Why Section Modulus Matters in Practice
Section modulus connects directly to bending stress through a simple relationship:
- σ = M / S
Here σ is the maximum bending stress, M is the bending moment, and S is the elastic section modulus. If you know the maximum bending moment your beam will see and the allowable stress for your material, you can rearrange to find the minimum section modulus required:
- S_required = M / σ_allowable
This is how engineers select beam sizes. Calculate the bending moment from the loads and span, set the stress limit based on the material, solve for S, then pick a standard beam from a table whose section modulus meets or exceeds that value. For example, if a beam carries a maximum bending moment of 630 kN·m and the allowable stress is 140 MPa, the required section modulus is 630,000,000 N·mm / 140 N/mm², or 4,500,000 mm³ (4,500 cm³). You’d then look up a standard W-beam with at least that much section modulus.
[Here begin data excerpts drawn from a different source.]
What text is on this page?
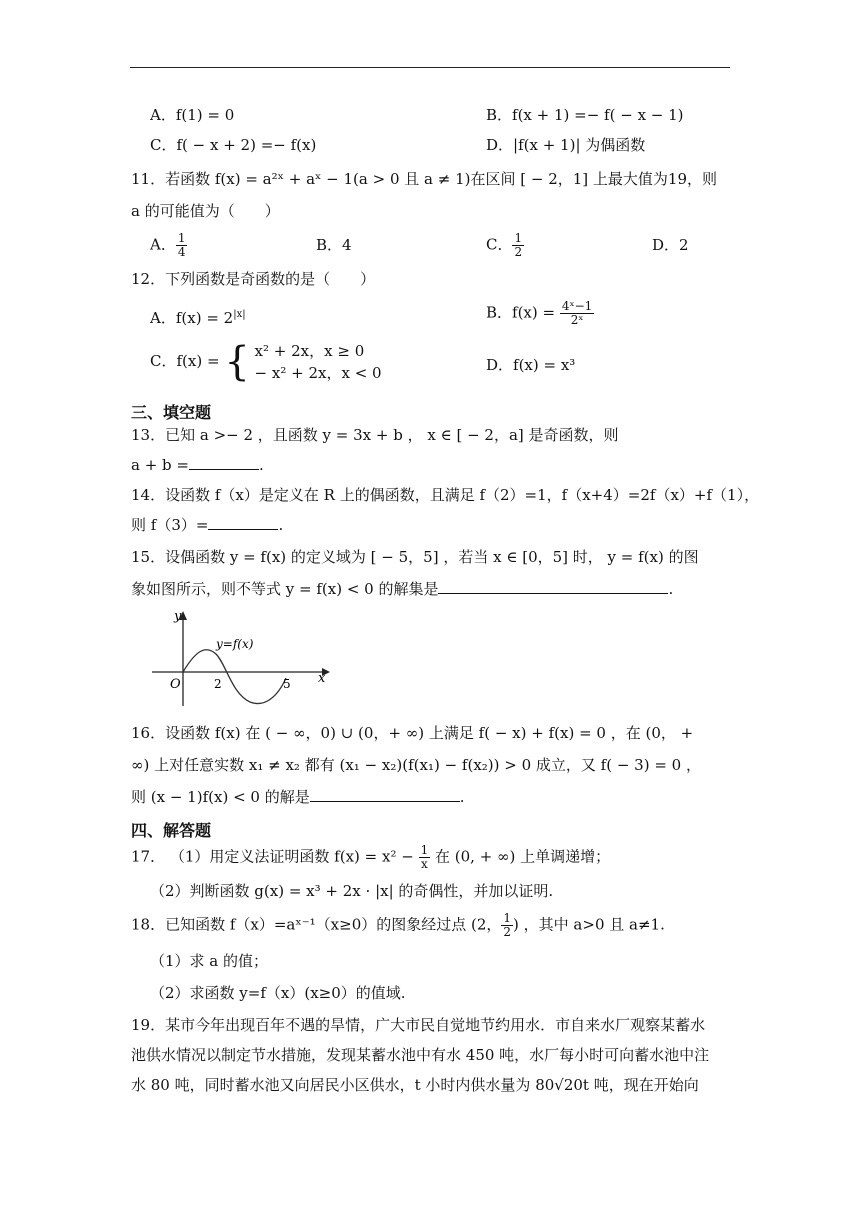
A．f(1) = 0	B．f(x + 1) =− f( − x − 1)
C．f( − x + 2) =− f(x)	D．|f(x + 1)| 为偶函数
11．若函数 f(x) = a²ˣ + aˣ − 1(a > 0 且 a ≠ 1)在区间 [ − 2，1] 上最大值为19，则
a 的可能值为（　　）
A． $\frac{1}{4}$	B．4	C． $\frac{1}{2}$	D．2
12．下列函数是奇函数的是（　　）
A．$f(x) = 2^{|x|}$	B．$f(x) = \frac{\text{4ˣ−1}}{\text{2ˣ}}$
C．f(x) = { x² + 2x，x ≥ 0
− x² + 2x，x < 0	D．f(x) = x³
三、填空题
13．已知 a >− 2 ，且函数 y = 3x + b ， x ∈ [ − 2，a] 是奇函数，则
a + b =	.
14．设函数 f（x）是定义在 R 上的偶函数，且满足 f（2）=1，f（x+4）=2f（x）+f（1），
则 f（3）=	.
15．设偶函数 y = f(x) 的定义域为 [ − 5，5] ，若当 x ∈ [0，5] 时， y = f(x) 的图
象如图所示，则不等式 y = f(x) < 0 的解集是	.
y
x
O	2	5
y=f(x)
16．设函数 f(x) 在 ( − ∞，0) ∪ (0，+ ∞) 上满足 f( − x) + f(x) = 0 ，在 (0， +
∞) 上对任意实数 x₁ ≠ x₂ 都有 (x₁ − x₂)(f(x₁) − f(x₂)) > 0 成立，又 f( − 3) = 0 ，
则 (x − 1)f(x) < 0 的解是	.
四、解答题
17． （1）用定义法证明函数 $f(x) = x^2 - \frac{1}{x}$ 在 (0, + ∞) 上单调递增；
（2）判断函数 g(x) = x³ + 2x · |x| 的奇偶性，并加以证明.
18．已知函数 f（x）=aˣ⁻¹（x≥0）的图象经过点 (2， $\frac{1}{2}$ ) ，其中 a>0 且 a≠1.
（1）求 a 的值；
（2）求函数 y=f（x）(x≥0）的值域.
19．某市今年出现百年不遇的旱情，广大市民自觉地节约用水．市自来水厂观察某蓄水
池供水情况以制定节水措施，发现某蓄水池中有水 450 吨，水厂每小时可向蓄水池中注
水 80 吨，同时蓄水池又向居民小区供水，t 小时内供水量为 80√20t 吨，现在开始向
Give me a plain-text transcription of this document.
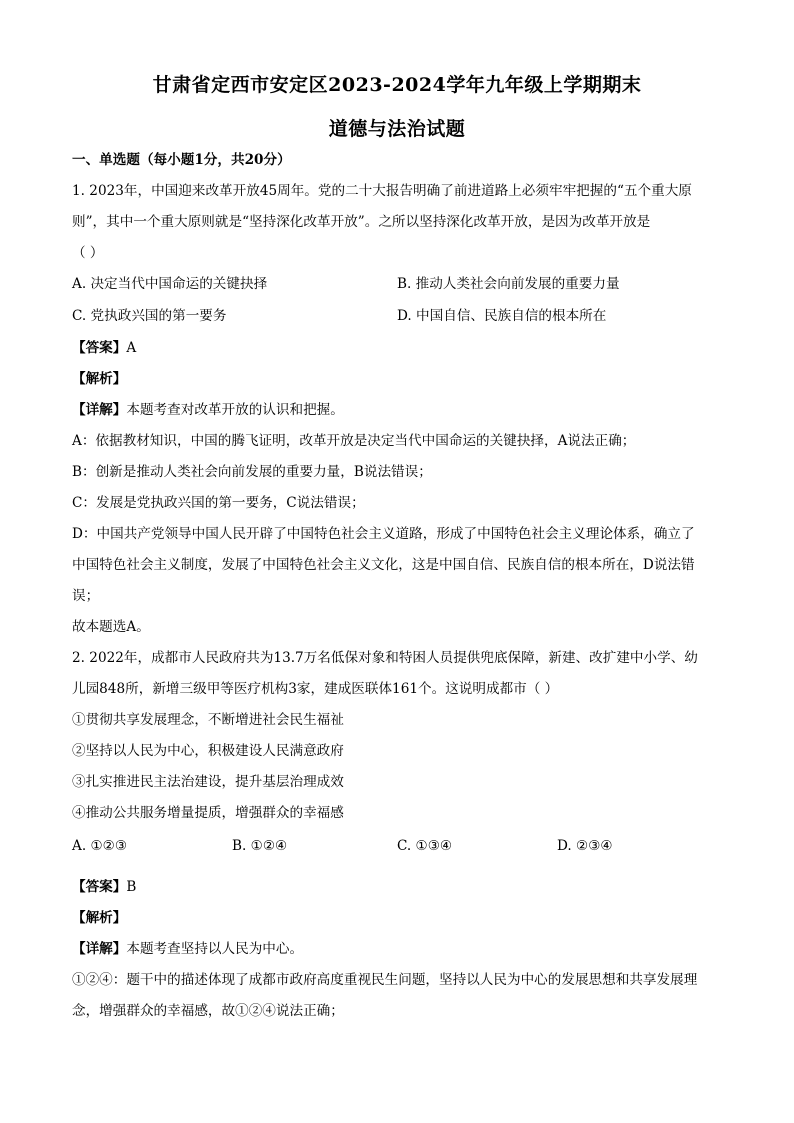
甘肃省定西市安定区2023-2024学年九年级上学期期末
道德与法治试题
一、单选题（每小题1分，共20分）
1. 2023年，中国迎来改革开放45周年。党的二十大报告明确了前进道路上必须牢牢把握的“五个重大原
则”，其中一个重大原则就是“坚持深化改革开放”。之所以坚持深化改革开放，是因为改革开放是
（ ）
A. 决定当代中国命运的关键抉择	B. 推动人类社会向前发展的重要力量
C. 党执政兴国的第一要务	D. 中国自信、民族自信的根本所在
【答案】A
【解析】
【详解】本题考查对改革开放的认识和把握。
A：依据教材知识，中国的腾飞证明，改革开放是决定当代中国命运的关键抉择，A说法正确；
B：创新是推动人类社会向前发展的重要力量，B说法错误；
C：发展是党执政兴国的第一要务，C说法错误；
D：中国共产党领导中国人民开辟了中国特色社会主义道路，形成了中国特色社会主义理论体系，确立了
中国特色社会主义制度，发展了中国特色社会主义文化，这是中国自信、民族自信的根本所在，D说法错
误；
故本题选A。
2. 2022年，成都市人民政府共为13.7万名低保对象和特困人员提供兜底保障，新建、改扩建中小学、幼
儿园848所，新增三级甲等医疗机构3家，建成医联体161个。这说明成都市（ ）
①贯彻共享发展理念，不断增进社会民生福祉
②坚持以人民为中心，积极建设人民满意政府
③扎实推进民主法治建设，提升基层治理成效
④推动公共服务增量提质，增强群众的幸福感
A. ①②③	B. ①②④	C. ①③④	D. ②③④
【答案】B
【解析】
【详解】本题考查坚持以人民为中心。
①②④：题干中的描述体现了成都市政府高度重视民生问题，坚持以人民为中心的发展思想和共享发展理
念，增强群众的幸福感，故①②④说法正确；
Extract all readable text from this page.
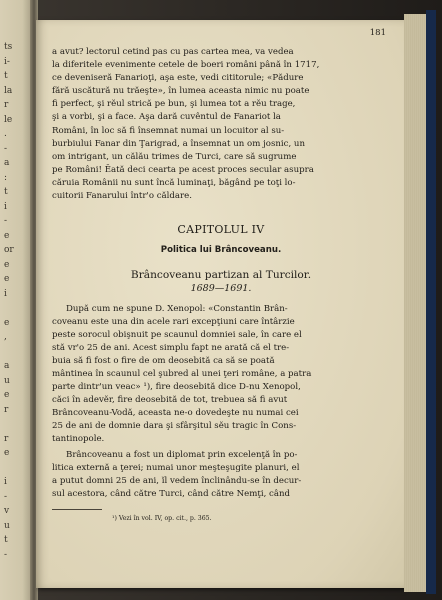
ts
i-
t
la
r
le
.
-
a
:
t
i
-
e
or
e
e
i

e
,

a
u
e
r

r
e

i
-
v
u
t
-
181

a avut? lectorul cetind pas cu pas cartea mea, va vedea

la diferitele evenimente cetele de boeri români până în 1717,

ce deveniseră Fanarioţi, aşa este, vedi cititorule; «Pădure

fără uscătură nu trăeşte», în lumea aceasta nimic nu poate

fi perfect, şi rĕul strică pe bun, şi lumea tot a rĕu trage,

şi a vorbi, şi a face. Aşa dară cuvêntul de Fanariot la

Români, în loc să fi însemnat numai un locuitor al su-

burbiului Fanar din Ţarigrad, a însemnat un om josnic, un

om intrigant, un călău trimes de Turci, care să sugrume

pe Români! Ĕată deci cearta pe acest proces secular asupra

căruia Românii nu sunt încă luminaţi, băgând pe toţi lo-

cuitorii Fanarului într'o căldare.

CAPITOLUL IV
Politica lui Brâncoveanu.
Brâncoveanu partizan al Turcilor.
1689—1691.

După cum ne spune D. Xenopol: «Constantin Brân-

coveanu este una din acele rari excepţiuni care întârzie

peste sorocul obişnuit pe scaunul domniei sale, în care el

stă vr'o 25 de ani. Acest simplu fapt ne arată că el tre-

buia să fi fost o fire de om deosebită ca să se poată

mântinea în scaunul cel şubred al unei ţeri române, a patra

parte dintr'un veac» ¹), fire deosebită dice D-nu Xenopol,

căci în adevĕr, fire deosebită de tot, trebuea să fi avut

Brâncoveanu-Vodă, aceasta ne-o dovedeşte nu numai cei

25 de ani de domnie dara şi sfârşitul sĕu tragic în Cons-

tantinopole.

Brâncoveanu a fost un diplomat prin excelenţă în po-

litica externă a ţerei; numai unor meşteşugite planuri, el

a putut domni 25 de ani, ĭl vedem înclinându-se în decur-

sul acestora, când către Turci, când către Nemţi, când

¹) Vezi în vol. IV, op. cit., p. 365.
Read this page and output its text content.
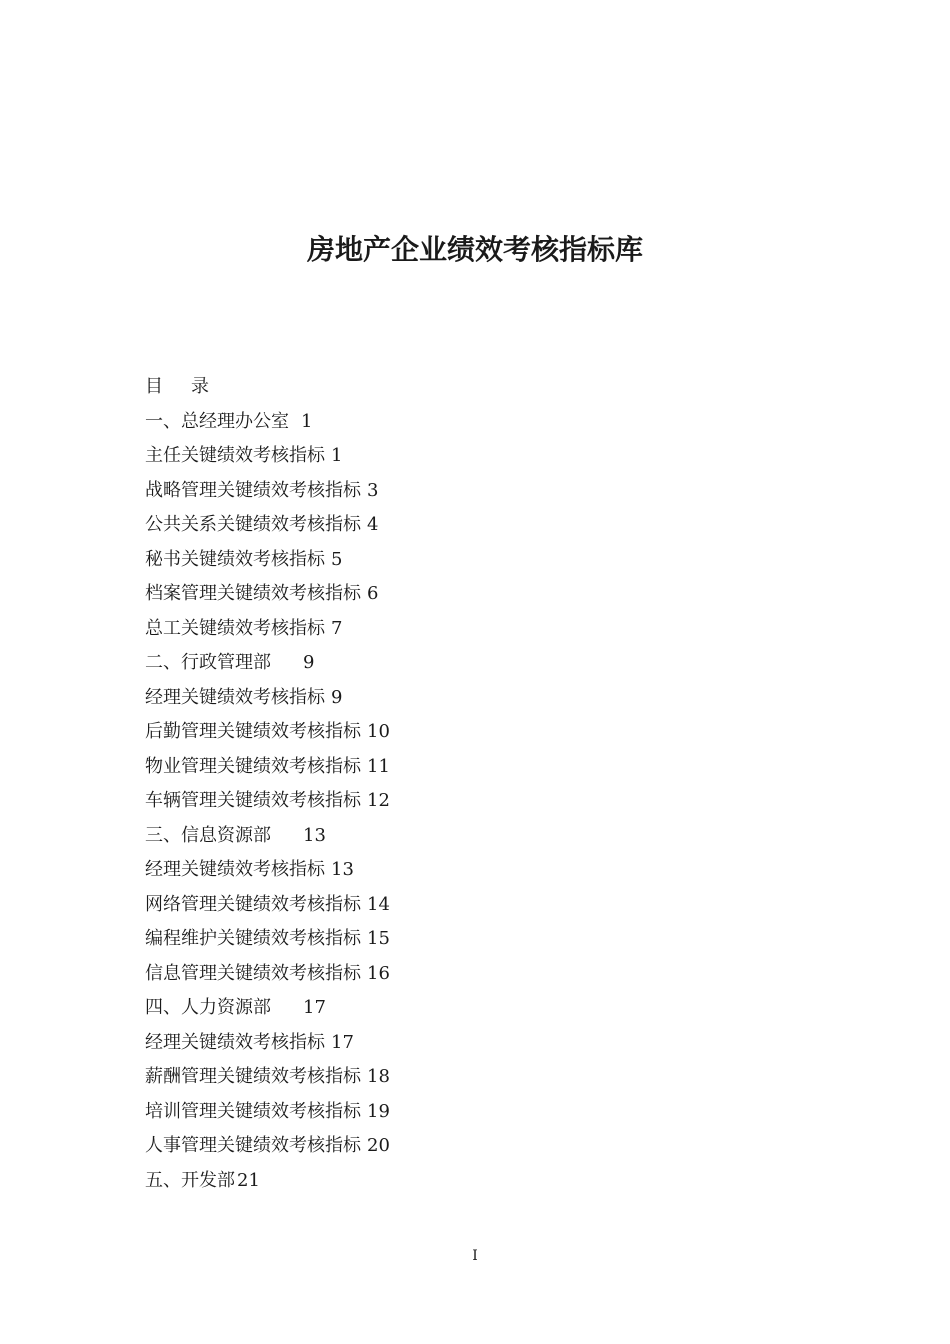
房地产企业绩效考核指标库
目 录
一、总经理办公室 1
主任关键绩效考核指标 1
战略管理关键绩效考核指标 3
公共关系关键绩效考核指标 4
秘书关键绩效考核指标 5
档案管理关键绩效考核指标 6
总工关键绩效考核指标 7
二、行政管理部 9
经理关键绩效考核指标 9
后勤管理关键绩效考核指标 10
物业管理关键绩效考核指标 11
车辆管理关键绩效考核指标 12
三、信息资源部 13
经理关键绩效考核指标 13
网络管理关键绩效考核指标 14
编程维护关键绩效考核指标 15
信息管理关键绩效考核指标 16
四、人力资源部 17
经理关键绩效考核指标 17
薪酬管理关键绩效考核指标 18
培训管理关键绩效考核指标 19
人事管理关键绩效考核指标 20
五、开发部 21
I
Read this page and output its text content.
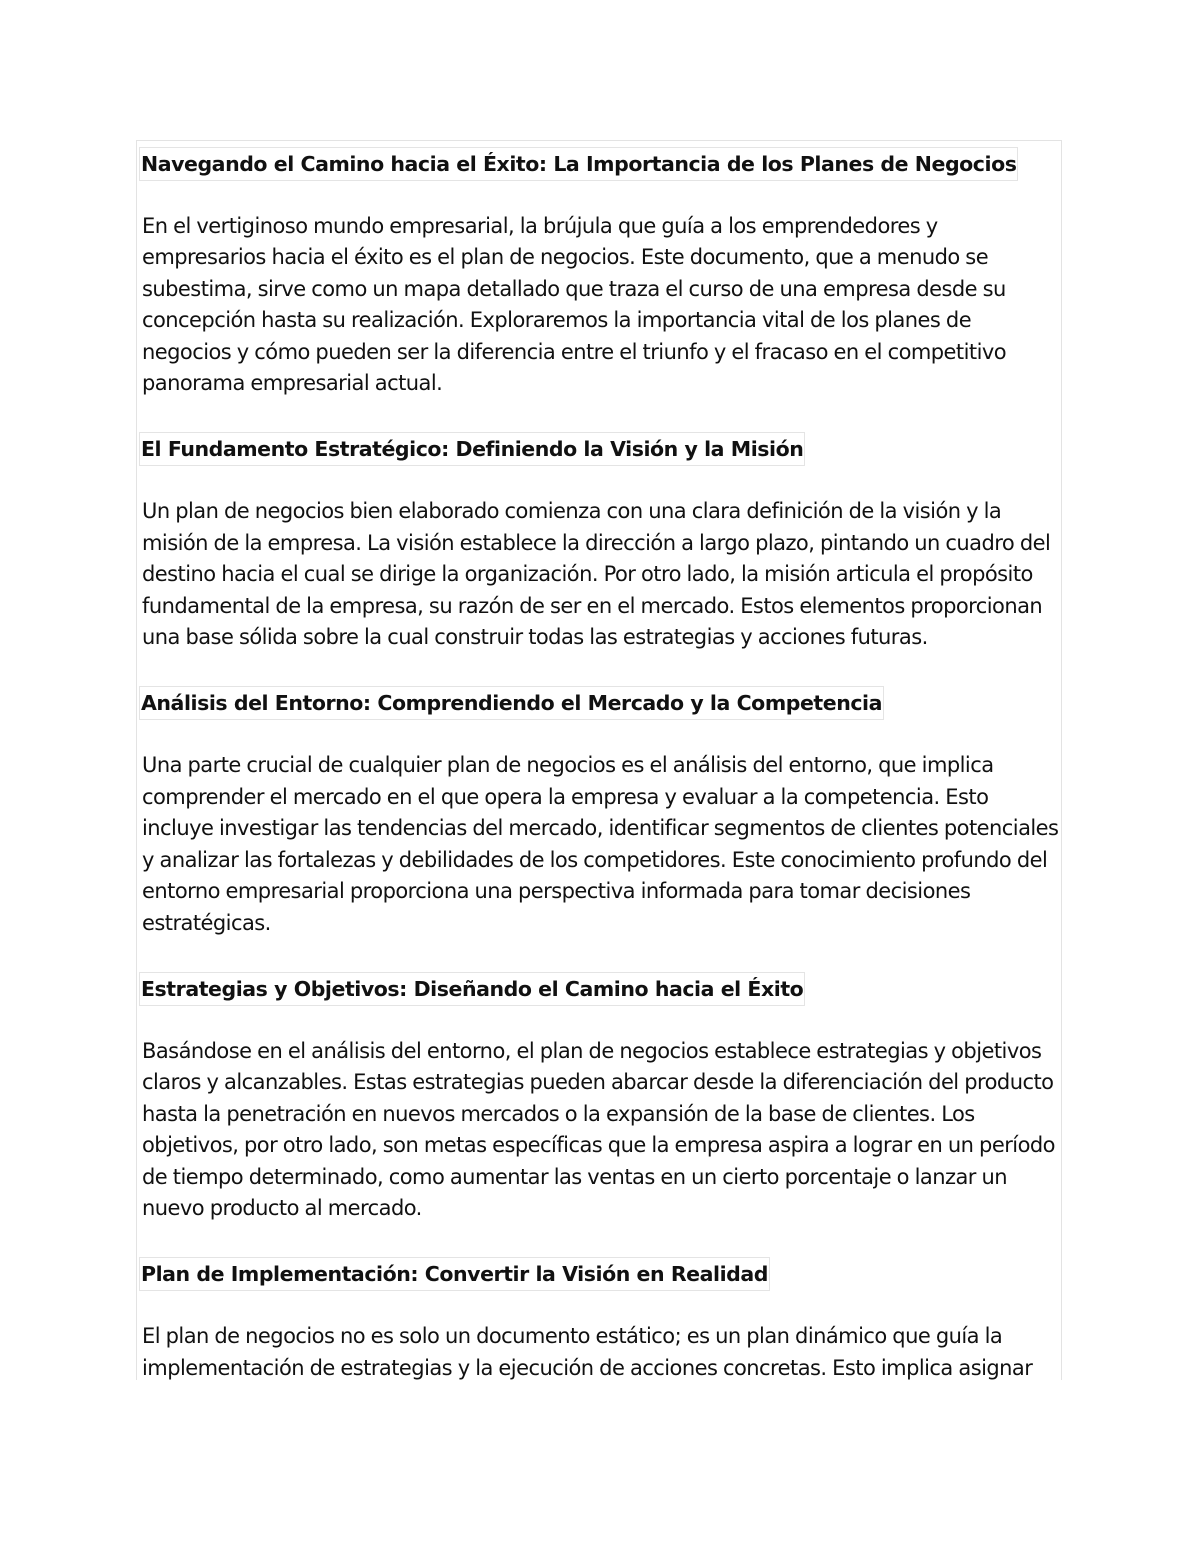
Navegando el Camino hacia el Éxito: La Importancia de los Planes de Negocios

En el vertiginoso mundo empresarial, la brújula que guía a los emprendedores y empresarios hacia el éxito es el plan de negocios. Este documento, que a menudo se subestima, sirve como un mapa detallado que traza el curso de una empresa desde su concepción hasta su realización. Exploraremos la importancia vital de los planes de negocios y cómo pueden ser la diferencia entre el triunfo y el fracaso en el competitivo panorama empresarial actual.

El Fundamento Estratégico: Definiendo la Visión y la Misión

Un plan de negocios bien elaborado comienza con una clara definición de la visión y la misión de la empresa. La visión establece la dirección a largo plazo, pintando un cuadro del destino hacia el cual se dirige la organización. Por otro lado, la misión articula el propósito fundamental de la empresa, su razón de ser en el mercado. Estos elementos proporcionan una base sólida sobre la cual construir todas las estrategias y acciones futuras.

Análisis del Entorno: Comprendiendo el Mercado y la Competencia

Una parte crucial de cualquier plan de negocios es el análisis del entorno, que implica comprender el mercado en el que opera la empresa y evaluar a la competencia. Esto incluye investigar las tendencias del mercado, identificar segmentos de clientes potenciales y analizar las fortalezas y debilidades de los competidores. Este conocimiento profundo del entorno empresarial proporciona una perspectiva informada para tomar decisiones estratégicas.

Estrategias y Objetivos: Diseñando el Camino hacia el Éxito

Basándose en el análisis del entorno, el plan de negocios establece estrategias y objetivos claros y alcanzables. Estas estrategias pueden abarcar desde la diferenciación del producto hasta la penetración en nuevos mercados o la expansión de la base de clientes. Los objetivos, por otro lado, son metas específicas que la empresa aspira a lograr en un período de tiempo determinado, como aumentar las ventas en un cierto porcentaje o lanzar un nuevo producto al mercado.

Plan de Implementación: Convertir la Visión en Realidad

El plan de negocios no es solo un documento estático; es un plan dinámico que guía la implementación de estrategias y la ejecución de acciones concretas. Esto implica asignar
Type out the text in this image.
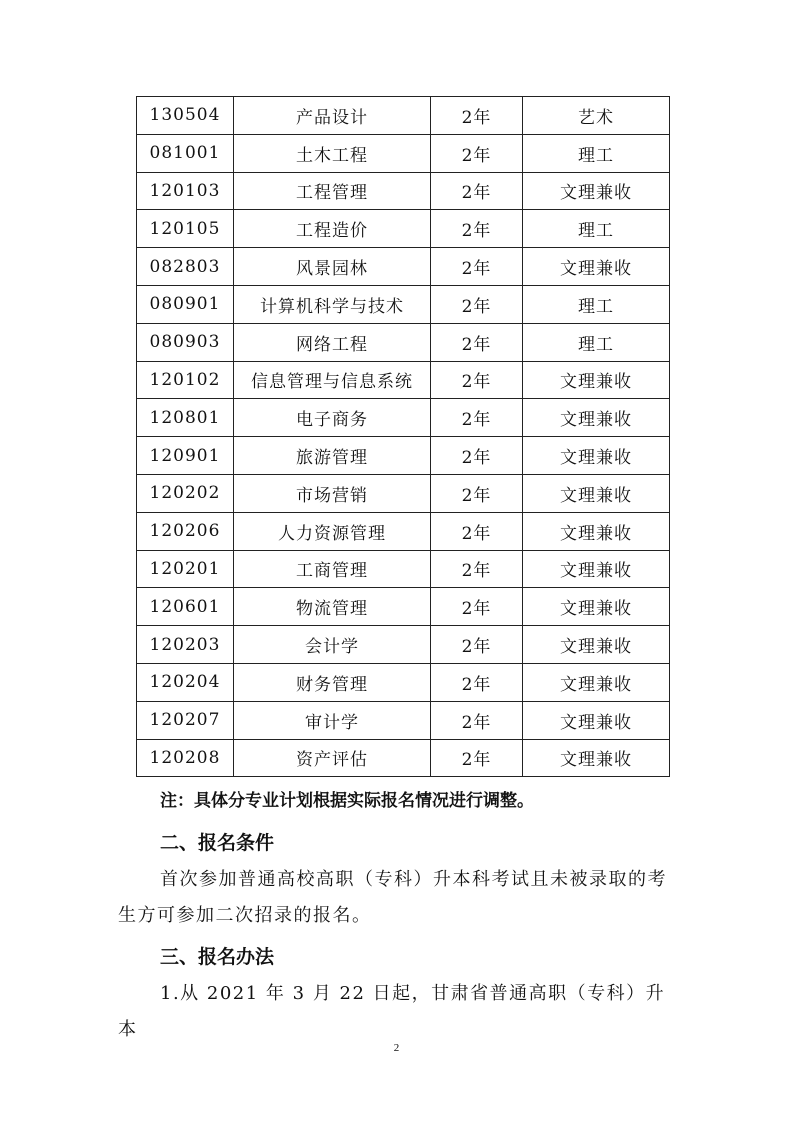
130504	产品设计	2年	艺术
081001	土木工程	2年	理工
120103	工程管理	2年	文理兼收
120105	工程造价	2年	理工
082803	风景园林	2年	文理兼收
080901	计算机科学与技术	2年	理工
080903	网络工程	2年	理工
120102	信息管理与信息系统	2年	文理兼收
120801	电子商务	2年	文理兼收
120901	旅游管理	2年	文理兼收
120202	市场营销	2年	文理兼收
120206	人力资源管理	2年	文理兼收
120201	工商管理	2年	文理兼收
120601	物流管理	2年	文理兼收
120203	会计学	2年	文理兼收
120204	财务管理	2年	文理兼收
120207	审计学	2年	文理兼收
120208	资产评估	2年	文理兼收
注：具体分专业计划根据实际报名情况进行调整。
二、报名条件
首次参加普通高校高职（专科）升本科考试且未被录取的考生方可参加二次招录的报名。
三、报名办法
1.从 2021 年 3 月 22 日起，甘肃省普通高职（专科）升本
2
Elastic vs. Plastic Section Modulus
Everything above describes the elastic section modulus (S), which assumes the material behaves elastically, meaning stress varies linearly from zero at the neutral axis to a maximum at the edges. This is the standard approach for working stress design.
The plastic section modulus (Z) applies when you’re designing for the ultimate strength of a steel beam, where the entire cross-section has yielded. Instead of a linear stress distribution, you assume the full area above the neutral axis is at yield stress in compression and the full area below is at yield stress in tension. Z is calculated differently: it’s the sum of each half-area multiplied by the distance from that half’s centroid to the overall centroid.
For a solid rectangle, this works out to:
- Z = BH² / 4
Compare that to the elastic value of BH²/6. The ratio of Z to S is called the shape factor, and for a rectangle it’s 1.5. This means the beam can carry 50% more bending moment before full plastic failure than the moment at which yielding first begins at the extreme fiber. For a solid circle, the plastic section modulus is 1.33r³ (where r is the radius), giving a shape factor of about 1.7.
The plastic section modulus has no fixed relationship to the moment of inertia. You can’t simply divide I by something to get Z. You need to locate the plastic neutral axis (which splits the cross-section into two equal areas, not necessarily at the centroid for asymmetric shapes), then compute the first moment of area of each half about that axis.
Step-by-Step Calculation Example
Consider a rectangular beam 150 mm wide and 300 mm tall. Here’s the full process for the elastic section modulus:
First, find the moment of inertia. For a rectangle, I = BH³/12 = 150 × 300³ / 12 = 337,500,000 mm⁴.
Second, find the extreme fiber distance. The section is symmetric, so c = H/2 = 150 mm.
Third, divide: S = 337,500,000 / 150 = 2,250,000 mm³, or 2,250 cm³.
You can verify this matches the shortcut formula: S = BH²/6 = 150 × 300² / 6 = 150 × 90,000 / 6 = 2,250,000 mm³.
For the plastic section modulus of the same beam: Z = BH²/4 = 150 × 300² / 4 = 3,375,000 mm³. The shape factor is 3,375,000 / 2,250,000 = 1.5, exactly as expected for a rectangle.